SPECIAL CLINICAL PROGRAMS:
ELIMINATING HEALTH DISPARITIES

” Advocating Success for Kids (ASK) – JMSCHC continues to collaborate with Children’s Hospital to help kids between the ages of 3-9 who are having learning or behavioral problems in school or at home by providing free behavior risk assessment and counseling services to these at-risk school children. The team consists of the child’s doctor, an educational specialist, a psychologist, a developmental pediatrician and a case manager. The case manager helps parents and schools complete recommendations, coordinates the services across the involved families, schools, and service providers, and improves tracking of results.

” Cardiovascular Disease – JMSCHC addresses the prevention and treatment of cardiovascular disease through visits with the primary care provider and programs that serve specific subpopulations. The nutritionists and case managers for the “Live and Learn” diabetes program and the Women’s Health Network (WHN) Program educate their patients about cardiovascular risks and prevention via lifestyle modifications. A total of 700 women were screened through WHN in FY06. In addition, outreach staff conduct community health screenings for diabetes, cholesterol levels, and blood pressure levels and refer at-patients to health center providers as appropriate.

” Centering Pregnancy – The Health Center, in partnership with Mount Auburn Hospital, offers a Centering Pregnancy Program to its prenatal patients. Centering provides prenatal care in a group model where women receive basic prenatal assessment, share informally with other women, and discuss together content related to childbearing and parenting. Key objectives of the program include increasing the number of immigrant women who receive prenatal care and social support services (WIC, insurance, etc.); increasing the use of preventive care among the women and their families; demonstrating a sustainable model to deliver cost-effective and culturally competent prenatal and postpartum care; and creating support networks among pregnant immigrant women. In FY06, approximately 50 patients participated in Centering classes.

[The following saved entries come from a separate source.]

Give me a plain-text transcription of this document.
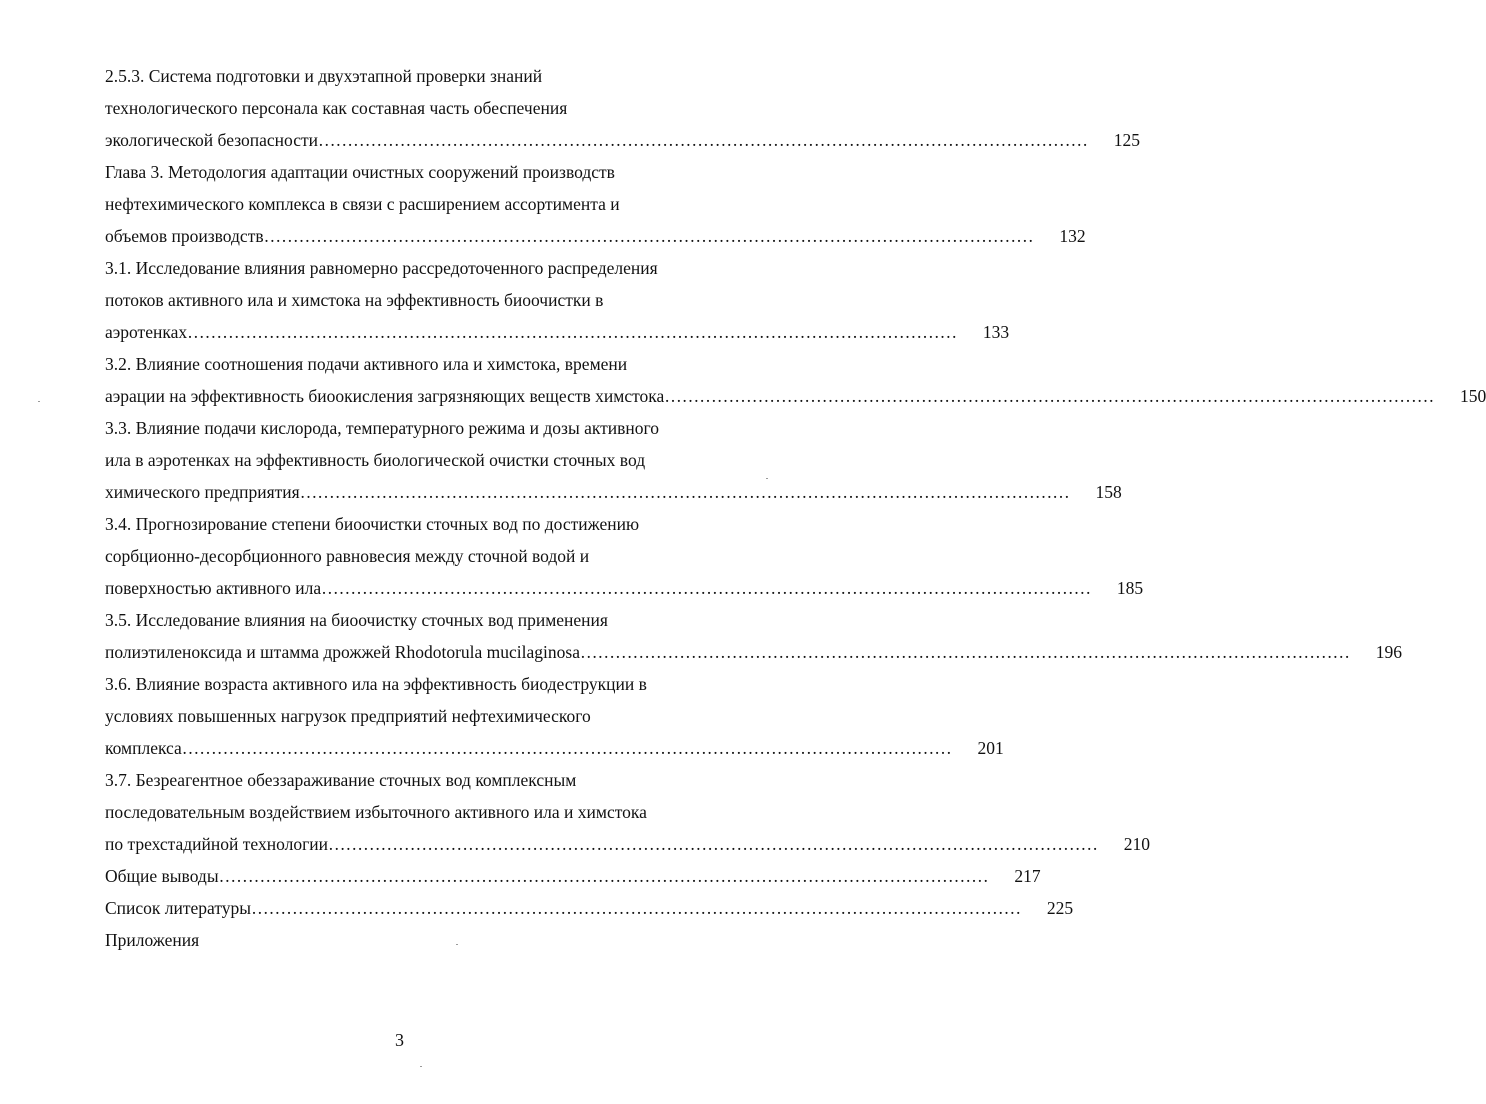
2.5.3. Система подготовки и двухэтапной проверки знаний
технологического персонала как составная часть обеспечения
экологической безопасности ……………………………………………………………………………………………………………………	125
Глава 3. Методология адаптации очистных сооружений производств
нефтехимического комплекса в связи с расширением ассортимента и
объемов производств ……………………………………………………………………………………………………………………	132
3.1. Исследование влияния равномерно рассредоточенного распределения
потоков активного ила и химстока на эффективность биоочистки в
аэротенках ……………………………………………………………………………………………………………………	133
3.2. Влияние соотношения подачи активного ила и химстока, времени
аэрации на эффективность биоокисления загрязняющих веществ химстока ……………………………………………………………………………………………………………………	150
3.3. Влияние подачи кислорода, температурного режима и дозы активного
ила в аэротенках на эффективность биологической очистки сточных вод
химического предприятия ……………………………………………………………………………………………………………………	158
3.4. Прогнозирование степени биоочистки сточных вод по достижению
сорбционно-десорбционного равновесия между сточной водой и
поверхностью активного ила ……………………………………………………………………………………………………………………	185
3.5. Исследование влияния на биоочистку сточных вод применения
полиэтиленоксида и штамма дрожжей Rhodotorula mucilaginosa ……………………………………………………………………………………………………………………	196
3.6. Влияние возраста активного ила на эффективность биодеструкции в
условиях повышенных нагрузок предприятий нефтехимического
комплекса ……………………………………………………………………………………………………………………	201
3.7. Безреагентное обеззараживание сточных вод комплексным
последовательным воздействием избыточного активного ила и химстока
по трехстадийной технологии ……………………………………………………………………………………………………………………	210
Общие выводы ……………………………………………………………………………………………………………………	217
Список литературы ……………………………………………………………………………………………………………………	225
Приложения
3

” Early Breast and Cervical Cancer Detection This Women’s Health Network (WHN) program provides complete physical exams, including breast exams and Pap smears, education regarding self-breast exams and the importance of yearly Pap smears, and mammograms to low-income, uninsured women 40 to 64 years of age and women younger than 40 if they have a family history of breast or ovarian cancer. To ensure timely, appropriate follow up, any woman with an abnormal mammogram, breast exam, or Pap smear is placed into case management. Patients ultimately diagnosed with cancer are referred to low-cost or free treatment programs. Approximately two-thirds of the women in the program receive their mammograms at JMSCHC on the Dana Farber Boston Mammography Van. A total of 910 low-income women received assistance through WHN in FY06.

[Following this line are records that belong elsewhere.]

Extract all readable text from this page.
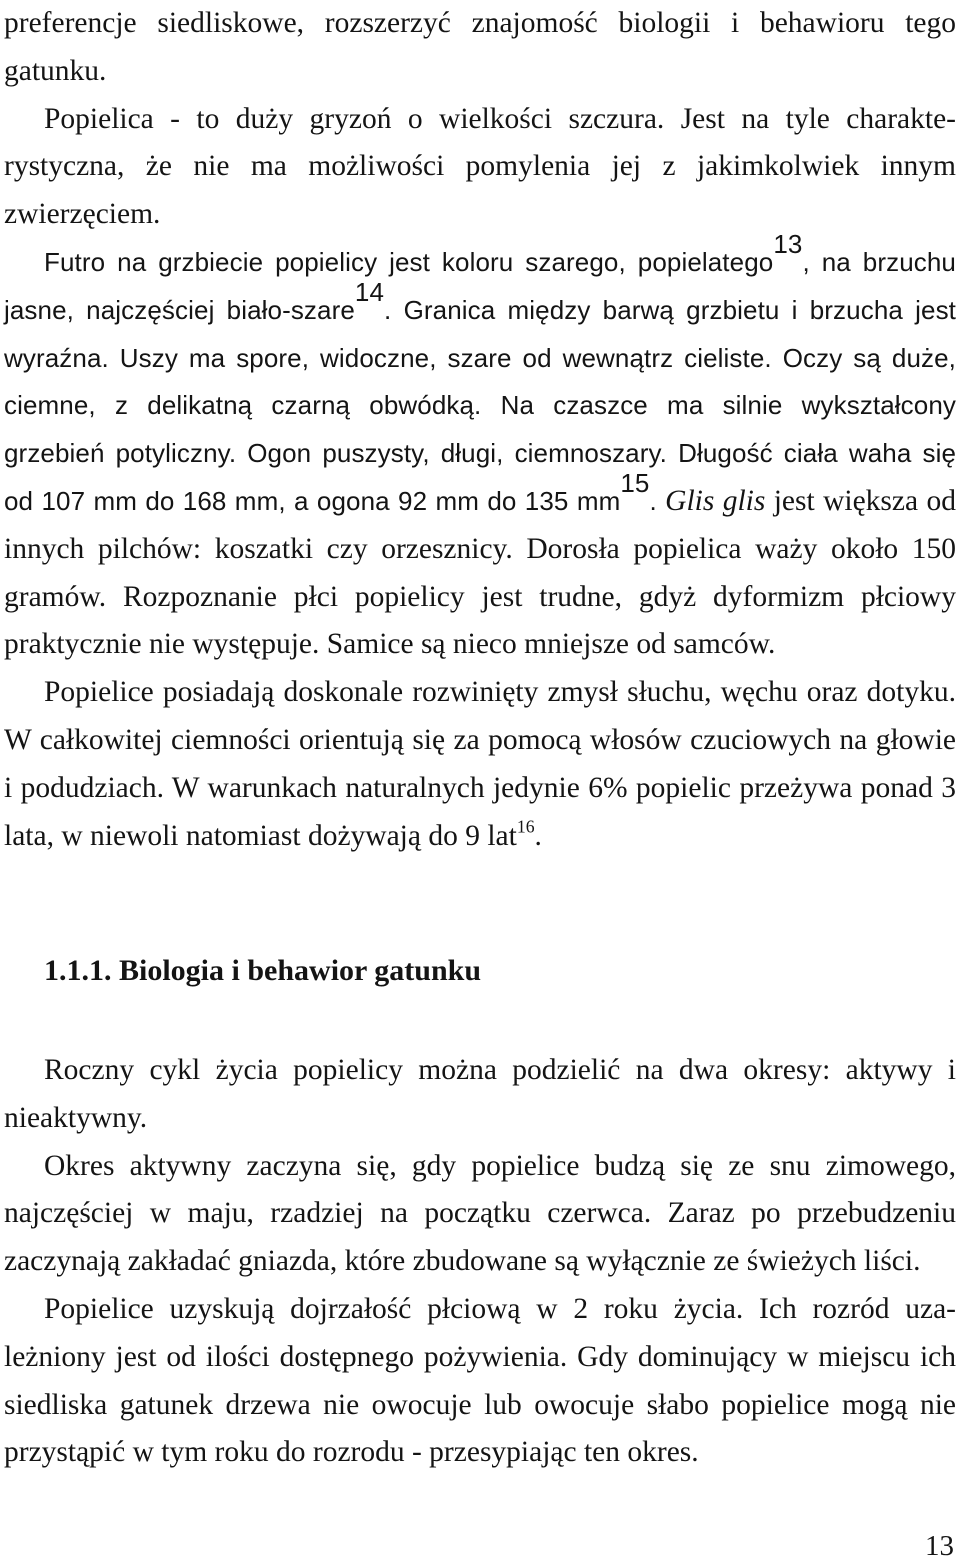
preferencje siedliskowe, rozszerzyć znajomość biologii i behawioru tego gatunku.

Popielica - to duży gryzoń o wielkości szczura. Jest na tyle charakterystyczna, że nie ma możliwości pomylenia jej z jakimkolwiek innym zwierzęciem.

Futro na grzbiecie popielicy jest koloru szarego, popielatego$^{13}$, na brzuchu jasne, najczęściej biało-szare$^{14}$. Granica między barwą grzbietu i brzucha jest wyraźna. Uszy ma spore, widoczne, szare od wewnątrz cieliste. Oczy są duże, ciemne, z delikatną czarną obwódką. Na czaszce ma silnie wykształcony grzebień potyliczny. Ogon puszysty, długi, ciemnoszary. Długość ciała waha się od 107 mm do 168 mm, a ogona 92 mm do 135 $mm^{15}$. Glis glis jest większa od innych pilchów: koszatki czy orzesznicy. Dorosła popielica waży około 150 gramów. Rozpoznanie płci popielicy jest trudne, gdyż dyformizm płciowy praktycznie nie występuje. Samice są nieco mniejsze od samców.

Popielice posiadają doskonale rozwinięty zmysł słuchu, węchu oraz dotyku. W całkowitej ciemności orientują się za pomocą włosów czuciowych na głowie i podudziach. W warunkach naturalnych jedynie 6% popielic przeżywa ponad 3 lata, w niewoli natomiast dożywają do 9 lat$^{16}$.

1.1.1. Biologia i behawior gatunku

Roczny cykl życia popielicy można podzielić na dwa okresy: aktywy i nieaktywny.

Okres aktywny zaczyna się, gdy popielice budzą się ze snu zimowego, najczęściej w maju, rzadziej na początku czerwca. Zaraz po przebudzeniu zaczynają zakładać gniazda, które zbudowane są wyłącznie ze świeżych liści.

Popielice uzyskują dojrzałość płciową w 2 roku życia. Ich rozród uzależniony jest od ilości dostępnego pożywienia. Gdy dominujący w miejscu ich siedliska gatunek drzewa nie owocuje lub owocuje słabo popielice mogą nie przystąpić w tym roku do rozrodu - przesypiając ten okres.

13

” Early Intervention Screenings – In collaboration with Thom Charles River Child and Family Services, the program provides on-site early intervention initial assessments to Waltham patients upon referral from JMSCHC primary care providers regarding possible delays. Thom Charles River will provide follow-up EI care at the patients’ homes as appropriate.

” Massachusetts Health Disparities Collaborative (HDC) for Treatment of Diabetic Disease – This program, offered in collaboration with the Joslin Clinic and Beth Israel Deaconess Medical Center, provides comprehensive, culturally appropriate ongoing diabetes case management and specialist services to over 65 patients diagnosed with diabetes who are willing to undertake chronic disease self-management. An additional 200 patients in the “Live and Learn” diabetes program also benefit from HDC protocols. The Health Center’s case manager monitors health data, provides one-on-one health education and lifestyle counseling, ensures compliance with vision and podiatry screening requirements, arranges on-site nutrition and endocrinologist services, and inputs compliance and test results so data is available at all primary care visits.

” Medication Case Management – JMSCHC addresses patient need for improved access to low-cost and/or free medications and support for compliance with medication dosing regimens and monitoring of potential adverse effects by offering regular clinical medication management sessions. During these visits, JMSCHC staff assist patients with completing initial patient applications for medication assistance, as well as renewals, based on pharmaceutical company requirements. Staff also patient assistance program applications, provide health education on a patient’s chronic conditions, and review and discuss relevant clinical measures and laboratory results. Over 90 patients are assisted with accessing medications each month.

” Prenatal Education -- The Mom-to-Mom Program matches 36 pregnant immigrants bearing their first child in the United States with a mentor from their own cultural background. The goal of this program is to provide emotional support to expectant mothers during this important phase in their lives, facilitate access to Health Center and hospital services, acquaint patients with American hospital and delivery procedures, provide information on medical insurance, and insure that regular prenatal, newborn and post-partum visits occur.

” Tuberculosis Management -- JMSCHC continues its association with the Boston Public Health Commission’s Tuberculosis Control Program. In this program, all pregnant patients and at-risk adult patients are tested for tuberculosis at JMSCHC. Those who test positive are referred to the Boston Medical Center for evaluation and formulation of a treatment plan, after which they return to JMSCHC, where they receive medications free of charge and are monitored monthly for complications of treatment. Currently over 200 patients are receiving tuberculosis case management services.